Trim the affected roots and treat the infection using fungicides. You should discard and destroy the severely damaged Mollis plant.
– Crisp Dropping Leaves
Underwatering can cause crisp dropping leaves. Do not forget to water your mollis moon in time. Follow the watering patterns for the Mollis to keep it hydrated.
– Leaf Spot
Yellow or brown spots are the common signs of leaf spot. Avoid overwatering and make sure you do not water over the surface of the plant leaves so that they are always dry. Place your plant on a well-ventilated spot so that if you mistakenly irrigate the Pilea mollis plant leaves, the water can quickly evaporate.
Trim the infected leaves and apply fungicides. Heavily infected plants should be destroyed as the fungicides cannot work effectively. You should keep the area around your plant clean by removing all the debris.

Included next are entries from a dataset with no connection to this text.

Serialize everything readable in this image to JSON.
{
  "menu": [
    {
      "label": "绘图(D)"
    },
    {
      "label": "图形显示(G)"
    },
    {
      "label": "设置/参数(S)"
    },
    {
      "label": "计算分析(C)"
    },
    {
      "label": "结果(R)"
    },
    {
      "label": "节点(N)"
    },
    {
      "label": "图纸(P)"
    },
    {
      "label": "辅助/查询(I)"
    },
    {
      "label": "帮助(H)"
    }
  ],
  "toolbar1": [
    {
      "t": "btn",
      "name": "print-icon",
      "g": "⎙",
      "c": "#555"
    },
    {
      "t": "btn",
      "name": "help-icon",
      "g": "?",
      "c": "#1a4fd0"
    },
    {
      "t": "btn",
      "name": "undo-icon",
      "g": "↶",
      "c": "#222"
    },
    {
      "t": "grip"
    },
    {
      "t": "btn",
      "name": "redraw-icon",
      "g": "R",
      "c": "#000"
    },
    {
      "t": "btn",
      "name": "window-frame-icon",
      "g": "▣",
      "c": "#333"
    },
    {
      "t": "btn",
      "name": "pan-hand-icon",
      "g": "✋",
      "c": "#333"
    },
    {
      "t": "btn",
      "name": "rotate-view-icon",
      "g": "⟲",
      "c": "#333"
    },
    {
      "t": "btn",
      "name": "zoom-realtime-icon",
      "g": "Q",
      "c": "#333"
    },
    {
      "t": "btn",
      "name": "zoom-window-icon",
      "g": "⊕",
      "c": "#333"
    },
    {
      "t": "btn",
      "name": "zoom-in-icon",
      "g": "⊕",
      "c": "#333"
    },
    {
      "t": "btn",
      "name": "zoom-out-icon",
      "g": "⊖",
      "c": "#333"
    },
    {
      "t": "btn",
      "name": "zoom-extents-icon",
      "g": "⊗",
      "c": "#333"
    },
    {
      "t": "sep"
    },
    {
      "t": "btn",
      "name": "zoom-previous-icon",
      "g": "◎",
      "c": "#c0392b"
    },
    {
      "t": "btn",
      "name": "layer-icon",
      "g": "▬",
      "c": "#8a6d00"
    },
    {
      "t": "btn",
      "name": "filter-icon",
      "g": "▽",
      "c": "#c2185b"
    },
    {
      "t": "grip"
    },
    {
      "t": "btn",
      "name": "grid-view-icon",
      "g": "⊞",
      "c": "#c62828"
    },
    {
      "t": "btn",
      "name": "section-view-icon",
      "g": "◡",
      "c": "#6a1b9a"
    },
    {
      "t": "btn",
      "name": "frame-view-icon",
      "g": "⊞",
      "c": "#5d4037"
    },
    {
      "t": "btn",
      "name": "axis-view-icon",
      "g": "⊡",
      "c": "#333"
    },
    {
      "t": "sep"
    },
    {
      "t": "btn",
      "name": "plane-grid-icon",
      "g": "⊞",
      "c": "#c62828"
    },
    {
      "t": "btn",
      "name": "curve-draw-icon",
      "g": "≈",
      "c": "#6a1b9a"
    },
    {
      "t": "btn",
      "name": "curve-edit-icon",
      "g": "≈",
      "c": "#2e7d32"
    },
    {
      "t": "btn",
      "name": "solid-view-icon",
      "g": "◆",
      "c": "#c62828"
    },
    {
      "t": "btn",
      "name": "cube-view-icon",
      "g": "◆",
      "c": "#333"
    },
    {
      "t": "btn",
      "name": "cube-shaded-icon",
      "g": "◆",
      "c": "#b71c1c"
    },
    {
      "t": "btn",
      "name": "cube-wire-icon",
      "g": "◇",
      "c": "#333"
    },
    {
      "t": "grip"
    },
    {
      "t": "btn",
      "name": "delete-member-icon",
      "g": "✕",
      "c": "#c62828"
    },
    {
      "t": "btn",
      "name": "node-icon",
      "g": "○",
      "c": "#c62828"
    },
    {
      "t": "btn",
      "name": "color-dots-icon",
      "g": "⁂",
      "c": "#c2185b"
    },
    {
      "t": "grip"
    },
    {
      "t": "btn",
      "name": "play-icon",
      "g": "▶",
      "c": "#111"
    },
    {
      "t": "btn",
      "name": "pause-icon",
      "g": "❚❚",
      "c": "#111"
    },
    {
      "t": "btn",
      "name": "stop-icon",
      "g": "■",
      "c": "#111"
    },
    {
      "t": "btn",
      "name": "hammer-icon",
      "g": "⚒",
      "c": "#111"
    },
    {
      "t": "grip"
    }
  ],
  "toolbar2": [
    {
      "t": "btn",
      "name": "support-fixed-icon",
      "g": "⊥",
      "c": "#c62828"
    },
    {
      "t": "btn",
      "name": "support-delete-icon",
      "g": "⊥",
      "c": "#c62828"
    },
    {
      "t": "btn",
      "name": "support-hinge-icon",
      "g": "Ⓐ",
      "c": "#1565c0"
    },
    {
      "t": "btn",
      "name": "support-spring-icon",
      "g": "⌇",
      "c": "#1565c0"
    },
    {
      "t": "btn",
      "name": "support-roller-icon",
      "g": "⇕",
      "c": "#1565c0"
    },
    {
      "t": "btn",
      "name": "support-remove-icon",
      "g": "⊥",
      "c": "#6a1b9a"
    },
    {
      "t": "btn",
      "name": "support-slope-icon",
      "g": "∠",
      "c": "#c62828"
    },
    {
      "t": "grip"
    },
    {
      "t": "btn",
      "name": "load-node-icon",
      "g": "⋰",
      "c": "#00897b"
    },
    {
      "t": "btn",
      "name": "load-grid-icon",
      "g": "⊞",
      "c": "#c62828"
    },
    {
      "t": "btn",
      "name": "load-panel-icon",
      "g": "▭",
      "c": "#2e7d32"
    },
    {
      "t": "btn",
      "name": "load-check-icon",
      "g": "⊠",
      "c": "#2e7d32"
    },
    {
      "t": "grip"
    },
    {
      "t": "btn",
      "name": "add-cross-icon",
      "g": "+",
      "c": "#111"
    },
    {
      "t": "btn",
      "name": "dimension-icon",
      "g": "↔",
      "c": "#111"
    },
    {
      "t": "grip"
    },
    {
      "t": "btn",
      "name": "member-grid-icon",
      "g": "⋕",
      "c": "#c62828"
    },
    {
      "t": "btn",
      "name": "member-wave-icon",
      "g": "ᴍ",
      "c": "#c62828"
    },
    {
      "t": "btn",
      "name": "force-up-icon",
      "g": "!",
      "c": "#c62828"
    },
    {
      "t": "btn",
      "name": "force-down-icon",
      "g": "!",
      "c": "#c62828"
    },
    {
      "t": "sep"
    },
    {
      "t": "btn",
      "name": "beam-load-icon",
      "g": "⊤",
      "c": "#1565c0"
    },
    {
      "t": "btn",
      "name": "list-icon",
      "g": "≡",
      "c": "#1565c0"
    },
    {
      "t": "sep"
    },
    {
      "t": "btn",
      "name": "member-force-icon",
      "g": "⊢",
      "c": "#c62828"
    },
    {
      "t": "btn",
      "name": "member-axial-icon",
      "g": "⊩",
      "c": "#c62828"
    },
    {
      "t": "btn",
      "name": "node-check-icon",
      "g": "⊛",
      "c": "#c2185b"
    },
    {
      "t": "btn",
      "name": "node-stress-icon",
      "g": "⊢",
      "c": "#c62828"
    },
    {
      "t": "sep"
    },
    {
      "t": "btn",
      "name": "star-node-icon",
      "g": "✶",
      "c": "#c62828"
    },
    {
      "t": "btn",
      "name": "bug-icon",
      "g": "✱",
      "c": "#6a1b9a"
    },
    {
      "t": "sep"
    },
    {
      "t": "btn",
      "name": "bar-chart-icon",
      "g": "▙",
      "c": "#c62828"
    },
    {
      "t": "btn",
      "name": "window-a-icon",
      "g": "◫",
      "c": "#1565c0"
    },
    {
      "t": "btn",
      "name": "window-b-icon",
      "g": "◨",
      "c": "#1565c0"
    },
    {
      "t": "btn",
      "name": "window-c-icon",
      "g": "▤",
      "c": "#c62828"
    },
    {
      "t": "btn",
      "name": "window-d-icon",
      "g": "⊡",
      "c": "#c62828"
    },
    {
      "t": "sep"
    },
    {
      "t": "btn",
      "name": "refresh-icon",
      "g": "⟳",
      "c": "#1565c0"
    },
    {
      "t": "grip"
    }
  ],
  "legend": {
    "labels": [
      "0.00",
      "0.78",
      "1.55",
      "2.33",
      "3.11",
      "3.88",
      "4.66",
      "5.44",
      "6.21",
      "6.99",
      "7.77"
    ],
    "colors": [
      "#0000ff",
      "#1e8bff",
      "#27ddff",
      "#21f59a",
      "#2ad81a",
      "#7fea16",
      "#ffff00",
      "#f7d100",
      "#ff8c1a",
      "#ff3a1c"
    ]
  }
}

Like the Pilea involucrata, the mollis is also non-toxic to pets and human beings. However, the plant leaves can cause vomiting or nausea if consumed in sufficient quantities. For your kids and pets to be completely safe, place the plant out of reach. You can also spray lemon juice on plant leaves to chase the pets away.
What pots are best for Pilea Mollis?
Terracotta pots with drainage holes are ideal for Pilea Mollis due to their breathability and water drainage capacity.
Why does my Pilea Mollis look sad?
Pilea Mollis may appear sad due to overwatering, insufficient light, or low humidity. Check these factors to improve its condition.
How do I know if my Pilea Mollis has root rot?
To detect root rot in Pilea Mollis, look for yellowing leaves, mushy roots, and a foul smell. Proper drainage and moderate watering can prevent it.
You now have all the empowering information at your fingertips. You are now ready to start parenting your Pilea. Below is just a recap of the main points.
- The Pilea mollis grows well and throves in bright, indirect light.
- The ideal temperature range is between 65 F and 75 F and the plant also prefers high humidity
- Apply half-strength liquid fertilizer to your Mollis in spring and summer once or twice a month.
- Propagate your Pilea mollis using cuttings in spring.
- Check your plant for common pests and diseases like leaf spot, spider mites, and mealybugs.
It’s now time to put into practice what you learned from this article. Get yourself this less demanding plant today and start parenting it the right way while enjoying the beauty of your indoor garden!